Irish psychologist and musician

Eimear Burke is an Irish psychologist and musician who has served as the Chosen Chief of the Order of Bards, Ovates and Druids since 2020.

== Early life and education ==
Burke was raised in rural Ireland in a Christian household, but was agnostic from an early age. In 1988, she graduated from Trinity College, Dublin, with a degree in psychology, after which she worked in healthcare in Lesotho, where she first encountered indigenous healing methods. Burke received a MSc in Counselling Psychology in 1993, before setting up a private psychology practise. She worked as a guest lecturer at Trinity College for 6 years, in addition to teaching Human Development in both Dublin and Tanzania.
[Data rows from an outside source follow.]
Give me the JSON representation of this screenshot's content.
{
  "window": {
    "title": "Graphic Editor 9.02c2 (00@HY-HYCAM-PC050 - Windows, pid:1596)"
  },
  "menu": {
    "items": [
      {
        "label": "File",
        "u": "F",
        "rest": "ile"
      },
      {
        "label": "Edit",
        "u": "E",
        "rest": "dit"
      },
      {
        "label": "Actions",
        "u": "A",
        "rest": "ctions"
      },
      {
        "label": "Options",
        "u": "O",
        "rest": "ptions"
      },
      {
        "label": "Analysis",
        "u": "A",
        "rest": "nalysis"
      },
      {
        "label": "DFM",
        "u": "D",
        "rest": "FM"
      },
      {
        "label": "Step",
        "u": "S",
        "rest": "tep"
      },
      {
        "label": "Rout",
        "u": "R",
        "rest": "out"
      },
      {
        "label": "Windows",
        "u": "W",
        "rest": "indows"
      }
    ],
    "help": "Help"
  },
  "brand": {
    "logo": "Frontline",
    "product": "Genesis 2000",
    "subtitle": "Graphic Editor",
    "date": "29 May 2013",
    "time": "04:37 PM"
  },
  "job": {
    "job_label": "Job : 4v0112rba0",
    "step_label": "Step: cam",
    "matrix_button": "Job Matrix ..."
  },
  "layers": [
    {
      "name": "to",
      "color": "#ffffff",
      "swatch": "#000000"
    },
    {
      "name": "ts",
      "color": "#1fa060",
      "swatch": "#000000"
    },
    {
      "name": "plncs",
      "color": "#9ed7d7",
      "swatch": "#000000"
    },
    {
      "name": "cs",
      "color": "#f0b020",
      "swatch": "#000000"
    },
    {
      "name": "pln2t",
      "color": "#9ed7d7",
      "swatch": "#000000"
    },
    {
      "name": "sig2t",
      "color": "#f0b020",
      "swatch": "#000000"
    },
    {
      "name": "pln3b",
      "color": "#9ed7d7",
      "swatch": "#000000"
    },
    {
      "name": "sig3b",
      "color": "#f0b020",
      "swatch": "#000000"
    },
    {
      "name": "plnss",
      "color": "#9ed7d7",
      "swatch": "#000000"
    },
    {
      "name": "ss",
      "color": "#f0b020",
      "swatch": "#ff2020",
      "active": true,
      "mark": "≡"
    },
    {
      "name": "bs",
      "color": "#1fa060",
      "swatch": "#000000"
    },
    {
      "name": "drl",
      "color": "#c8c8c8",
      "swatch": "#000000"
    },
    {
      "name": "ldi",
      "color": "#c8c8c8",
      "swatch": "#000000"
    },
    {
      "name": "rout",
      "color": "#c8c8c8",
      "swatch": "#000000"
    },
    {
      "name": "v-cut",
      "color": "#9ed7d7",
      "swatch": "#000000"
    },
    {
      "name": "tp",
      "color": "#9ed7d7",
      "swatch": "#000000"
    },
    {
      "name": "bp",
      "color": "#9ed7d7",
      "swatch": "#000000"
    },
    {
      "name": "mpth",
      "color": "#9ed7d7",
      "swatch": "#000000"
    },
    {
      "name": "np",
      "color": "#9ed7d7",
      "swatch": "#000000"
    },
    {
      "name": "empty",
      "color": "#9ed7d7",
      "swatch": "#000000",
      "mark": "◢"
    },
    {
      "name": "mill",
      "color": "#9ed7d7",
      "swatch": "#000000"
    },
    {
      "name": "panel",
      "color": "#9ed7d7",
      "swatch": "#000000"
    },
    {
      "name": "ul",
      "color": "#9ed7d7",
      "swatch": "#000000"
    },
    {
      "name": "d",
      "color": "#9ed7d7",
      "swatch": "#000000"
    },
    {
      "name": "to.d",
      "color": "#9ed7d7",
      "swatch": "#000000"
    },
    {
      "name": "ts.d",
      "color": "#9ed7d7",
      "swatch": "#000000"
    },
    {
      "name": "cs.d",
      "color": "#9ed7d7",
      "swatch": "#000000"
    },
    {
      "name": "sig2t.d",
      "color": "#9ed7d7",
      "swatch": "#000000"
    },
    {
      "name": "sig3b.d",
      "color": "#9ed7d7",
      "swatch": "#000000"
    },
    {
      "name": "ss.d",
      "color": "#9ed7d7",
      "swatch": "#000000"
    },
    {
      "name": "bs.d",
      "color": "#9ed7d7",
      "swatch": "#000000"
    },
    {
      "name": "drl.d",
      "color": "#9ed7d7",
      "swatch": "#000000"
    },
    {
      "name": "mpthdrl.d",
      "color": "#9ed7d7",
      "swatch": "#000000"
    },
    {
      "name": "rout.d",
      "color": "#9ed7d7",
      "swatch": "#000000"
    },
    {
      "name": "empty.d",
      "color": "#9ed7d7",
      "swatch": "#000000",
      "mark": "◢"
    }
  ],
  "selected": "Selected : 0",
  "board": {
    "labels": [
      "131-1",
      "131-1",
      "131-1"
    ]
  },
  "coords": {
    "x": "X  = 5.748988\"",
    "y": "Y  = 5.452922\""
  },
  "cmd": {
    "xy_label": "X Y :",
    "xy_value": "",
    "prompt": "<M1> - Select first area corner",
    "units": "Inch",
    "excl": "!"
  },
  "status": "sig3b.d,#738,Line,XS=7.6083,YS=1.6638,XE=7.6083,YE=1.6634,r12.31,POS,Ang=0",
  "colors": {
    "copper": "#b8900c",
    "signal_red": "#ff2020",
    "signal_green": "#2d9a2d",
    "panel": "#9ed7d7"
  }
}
Through her encounters with traditional healers in Africa, Burke was introduced to the common threads between indigenous African traditions and druidry.

== Druidry ==

=== Early work ===
Burke became a member of the Order of Bards, Ovates and Druids in 2003, later joining a grove in Kilkenny, frequently leading ceremonies to mark the Wheel of the Year. Alongside her late husband, Howard, she founded a Druid College based in Kilkenny in 2010. She also works as a celebrant.

=== Chosen Chief ===
She was announced as Chosen Chief in 2018, taking up the office in 2020. Due to the coronavirus pandemic, her confirmation was postponed to the Order's 2022 Summer Gathering in Glastonbury, where a ceremony took place. Since taking office, Burke leads weekly fireside chats, which are streamed online and are publicly available.